Slowly, the Bell’s come to accept and care for the Border boys. Sam is a musical prodigy, and should be enrolling in Tim Bell’s university music program. And Debbie Bell is determined to nurse and care for little Riddle, who suffers from Asthma and appears to have never had a doctor check-up.

But just when things start to settle for the Borders, when Sam starts to fall in love with Emily and the Bell family become smitten with Riddle … the voices warn Clarence to escape.

‘I’ll Be There’ is a superb debut from Goldberg Sloan. The novel has a perpetual feeling of doom – as we move back and forth between Sam’s history ‘on the run’ with his unstable father, to the present and how Clarence is becoming increasingly suspicious of his boy’s behaviour. We know that this push-and-pull between Sam and Clarence’s ‘fight or flight’ will not end well. But, despite this foreboding, Goldberg Sloan has also imbued the novel with a lot of heart and warmth.

Sam and Riddle are gorgeous. Sam is simply delectable – a caring and sweet young man, unencumbered by pop-culture ideas of masculinity and ‘norms’; being in perpetual motion with his crazy father has made Sam, unwittingly, into a rather charming and kind young man. Totally different from his teenage adolescent male contemporaries. Sam only wants to protect his little brother, be near the girl he likes and play his music. He’s utterly charming.

Riddle, likewise, is a darling. He wheezes when he breathes, speaks through his brother and looks at things from the inside-out, or bottom-up. He is a bright and curious child, who makes you want to reach into the book and wrap him in a warm hug.

The plot is beautifully crafted – and even though I thought I knew where the book was going, I was surprised to find the story being carried into the wilderness … For all the sense of menace and foreboding, the heart of ‘I’ll Be There’ comes from the Border boys being wanted. When the inevitable happens and Clarence insists on fleeing, Emily’s presence in Sam’s life makes a difference – suddenly he and Riddle are not so easily let go. It’s a heart-warming lesson in the centre of a story so full of craziness.

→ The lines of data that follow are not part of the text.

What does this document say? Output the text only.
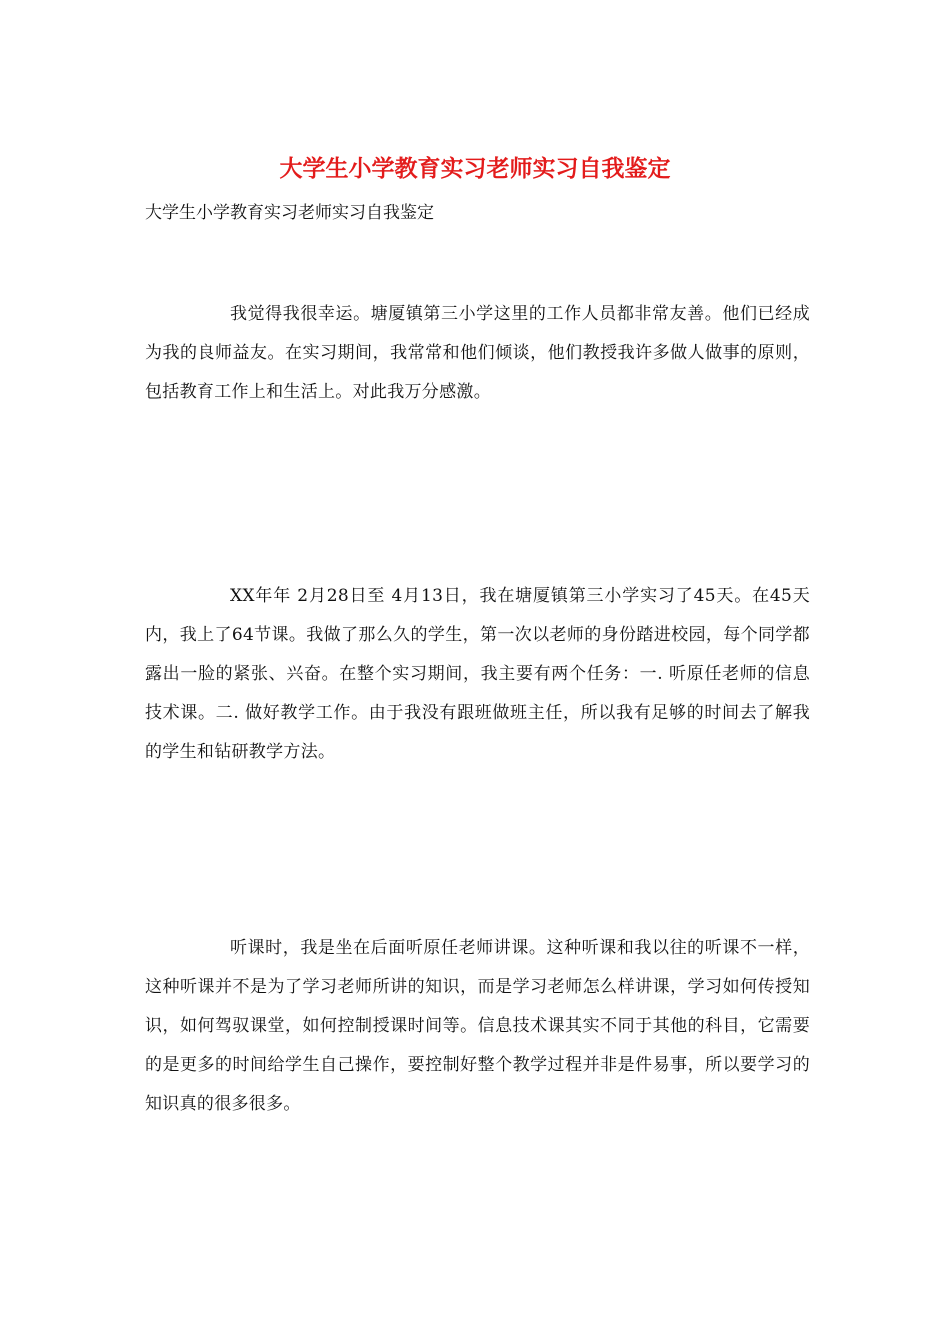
大学生小学教育实习老师实习自我鉴定

大学生小学教育实习老师实习自我鉴定

我觉得我很幸运。塘厦镇第三小学这里的工作人员都非常友善。他们已经成为我的良师益友。在实习期间，我常常和他们倾谈，他们教授我许多做人做事的原则，包括教育工作上和生活上。对此我万分感激。

XX年年 2月28日至 4月13日，我在塘厦镇第三小学实习了45天。在45天内，我上了64节课。我做了那么久的学生，第一次以老师的身份踏进校园，每个同学都露出一脸的紧张、兴奋。在整个实习期间，我主要有两个任务：一. 听原任老师的信息技术课。二. 做好教学工作。由于我没有跟班做班主任，所以我有足够的时间去了解我的学生和钻研教学方法。

听课时，我是坐在后面听原任老师讲课。这种听课和我以往的听课不一样，这种听课并不是为了学习老师所讲的知识，而是学习老师怎么样讲课，学习如何传授知识，如何驾驭课堂，如何控制授课时间等。信息技术课其实不同于其他的科目，它需要的是更多的时间给学生自己操作，要控制好整个教学过程并非是件易事，所以要学习的知识真的很多很多。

I will say that ‘I’ll Be There’ reminded me a lot of the (brilliant) 1988 River Phoenix film ‘Running on Empty’ – about an activist family on the run from the FBI. The book and movie have similarities in the brotherly bond, a girl that makes the runaway want to stay, but especially for the music connection … the one big difference being that, in the movie, family is a safe harbour and hard to let go of. In ‘I’ll Be There’ Clarence is a confused villain – living on the whims of his mental illness, he is a brilliant ‘baddie’ for his unpredictability.

I loved 'I'll Be There', and fully intend to read whatever else Holly Goldberg Sloan writes. Sam Border is a real treasure, and this novel will not be easily forgotten.

5/5

1 comment:

  1. I'll Be There has been on a my to-read list for months, originally because the cover caught my eye and then because I liked the sound of it. I'm so glad that you review it as it really does sound like an excellent story.